We have been able to successfully correlate VMware activities with the general wackyness of our Nexenta system. This occurs at the end of a snapshot removal, or at the end of a storage vmotion. Yesterday, we stumbled across something that we hadn’t noticed before. After running the storage vmotion, the Nexenta freed up the same amount of RAM from the ARC cache as the size of the VMDK that just got moved. This told us something very interesting.
1 – There is no memory pressure at all. The entire VMDK got loaded into the ARC cache as it was being read out. And it wasn’t replaced.
2 – Even after tuning the arc_shrink_shift variables, we were still freeing up GOBS of memory. 50GB in this case.
3 – When we free up that much RAM, Nexenta performs some sort of cleanup, and gets _very_ busy.
After reviewing the facts of the case, we started running some dtrace scripts that I’ve come across. Arcstat.pl (from Mike Harsch) showed that as the data was being deleted from disk, arc usage was plummeting, and as soon as it settled down, the arc target size was reduced by the same amount. When that target size was reduced, bad things happened.
At the same time, I ran mpstat to show what was going on with the CPU. While this was going on, we consistently saw millions of cross-calls from one processor core to another, and 100% system time. The system was litterally falling over trying to free up RAM.
Currently the solution that we have put into place is setting arc_c_min to arc_max -1GB. This has so far prevented arc_c (target size) from shrinking aggressively and causing severe outages.
There still appears to be a little bit of a hiccup going on when we do those storage vmotions, but the settings that we are using now appear to at least be preventing the worst of the outages.
Good question. One would think that there’s never too much memory, but in some cases, you’d be dead wrong (at least, not without tuning). I’m battling that exact issue today. On a system that I’m working with, we upgraded the RAM from 48GB to 192GB of RAM. ZFS Evil Tuning guide says don’t worry, we auto-tune better than Chris Brown. I’m starting to not believe that. We’ve been intermittently seeing the system go dark (literally dropping portchannels to Cisco Nexus 5010 switches), then roaring back to life. Standard logging doesn’t appear to be giving much insight, but after digging through ZenOSS logs and multiple dtrace scripts, I think we’ve found a pattern.
It appears as though by default, Nexenta will de-allocate a certain percentage of your memory when it does memory cleanup related to the ARC cache. When you get to larger memory systems, the amount of memory it frees grows. I monitored an event where it free’d up something to the tune of 8GB of RAM. That happened to coincide with a portchannel dropping.

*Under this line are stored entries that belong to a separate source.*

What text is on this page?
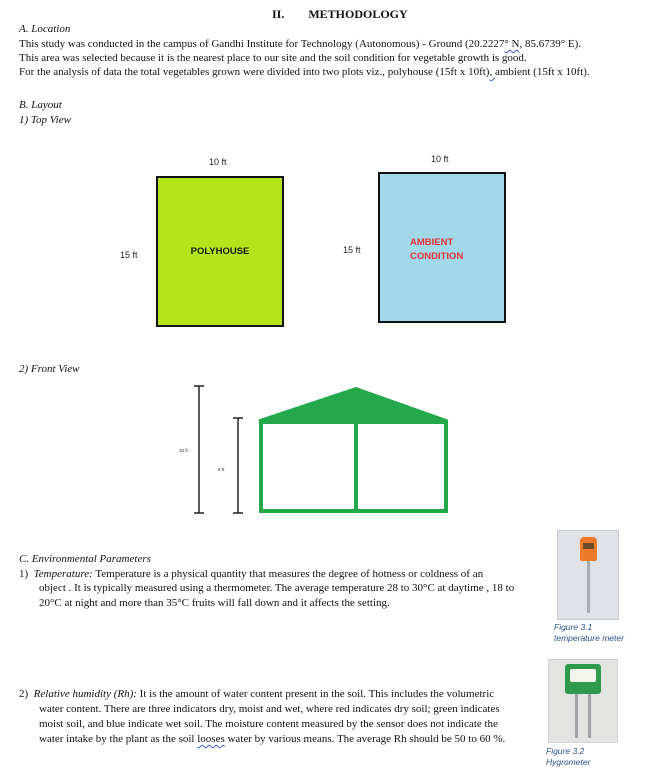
II.  METHODOLOGY
A. Location
This study was conducted in the campus of Gandhi Institute for Technology (Autonomous) - Ground (20.2227° N, 85.6739° E).
This area was selected because it is the nearest place to our site and the soil condition for vegetable growth is good.
For the analysis of data the total vegetables grown were divided into two plots viz., polyhouse (15ft x 10ft), ambient (15ft x 10ft).
B. Layout
1) Top View
10 ft
15 ft	POLYHOUSE
10 ft
15 ft
AMBIENT
CONDITION
2) Front View
10 ft
8 ft
C. Environmental Parameters
1) Temperature: Temperature is a physical quantity that measures the degree of hotness or coldness of an
object . It is typically measured using a thermometer. The average temperature 28 to 30°C at daytime , 18 to
20°C at night and more than 35°C fruits will fall down and it affects the setting.
Figure 3.1
temperature meter
2) Relative humidity (Rh): It is the amount of water content present in the soil. This includes the volumetric
water content. There are three indicators dry, moist and wet, where red indicates dry soil; green indicates
moist soil, and blue indicate wet soil. The moisture content measured by the sensor does not indicate the
water intake by the plant as the soil looses water by various means. The average Rh should be 50 to 60 %.
Figure 3.2
Hygrometer
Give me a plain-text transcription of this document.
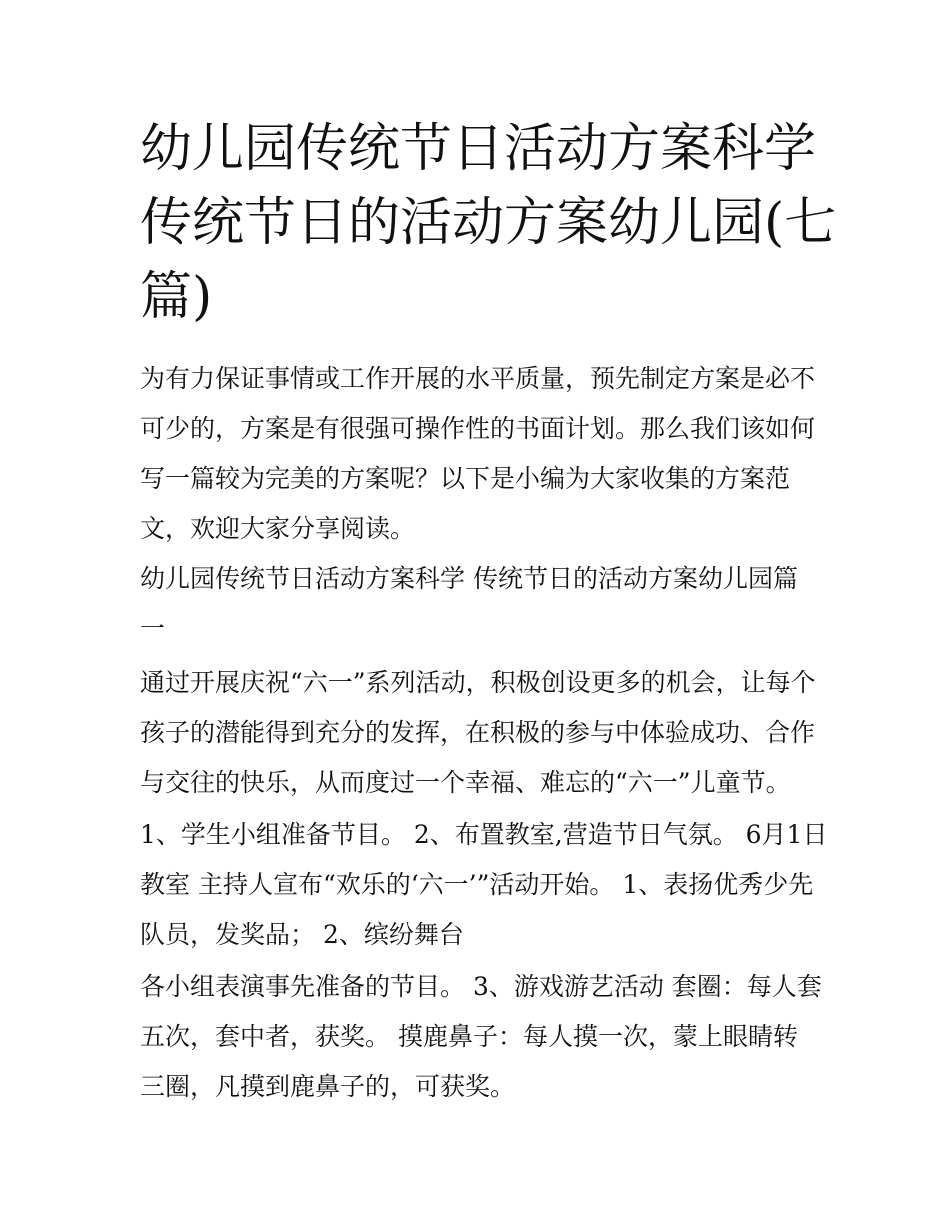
幼儿园传统节日活动方案科学
传统节日的活动方案幼儿园(七
篇)

为有力保证事情或工作开展的水平质量，预先制定方案是必不
可少的，方案是有很强可操作性的书面计划。那么我们该如何
写一篇较为完美的方案呢？以下是小编为大家收集的方案范
文，欢迎大家分享阅读。

幼儿园传统节日活动方案科学 传统节日的活动方案幼儿园篇
一

通过开展庆祝“六一”系列活动，积极创设更多的机会，让每个
孩子的潜能得到充分的发挥，在积极的参与中体验成功、合作
与交往的快乐，从而度过一个幸福、难忘的“六一”儿童节。

1、学生小组准备节目。 2、布置教室,营造节日气氛。 6月1日
教室 主持人宣布“欢乐的‘六一’”活动开始。 1、表扬优秀少先
队员，发奖品； 2、缤纷舞台

各小组表演事先准备的节目。 3、游戏游艺活动 套圈：每人套
五次，套中者，获奖。 摸鹿鼻子：每人摸一次，蒙上眼睛转
三圈，凡摸到鹿鼻子的，可获奖。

Through all of this, support has been great. We’ve been tuning the amount of memory it free’s up. We’ve tuned the minimum amount of RAM to free up (in an effort to get it to free memory more often). We’ve allocated more memory to ARC metadata. Pretty much we’ve thrown the kitchen sink at it. The last tweak was done today, and I’m monitoring the system to see if we continue to see problems. Hopefully, once this is all done I can post some tuneables for larger memory systems.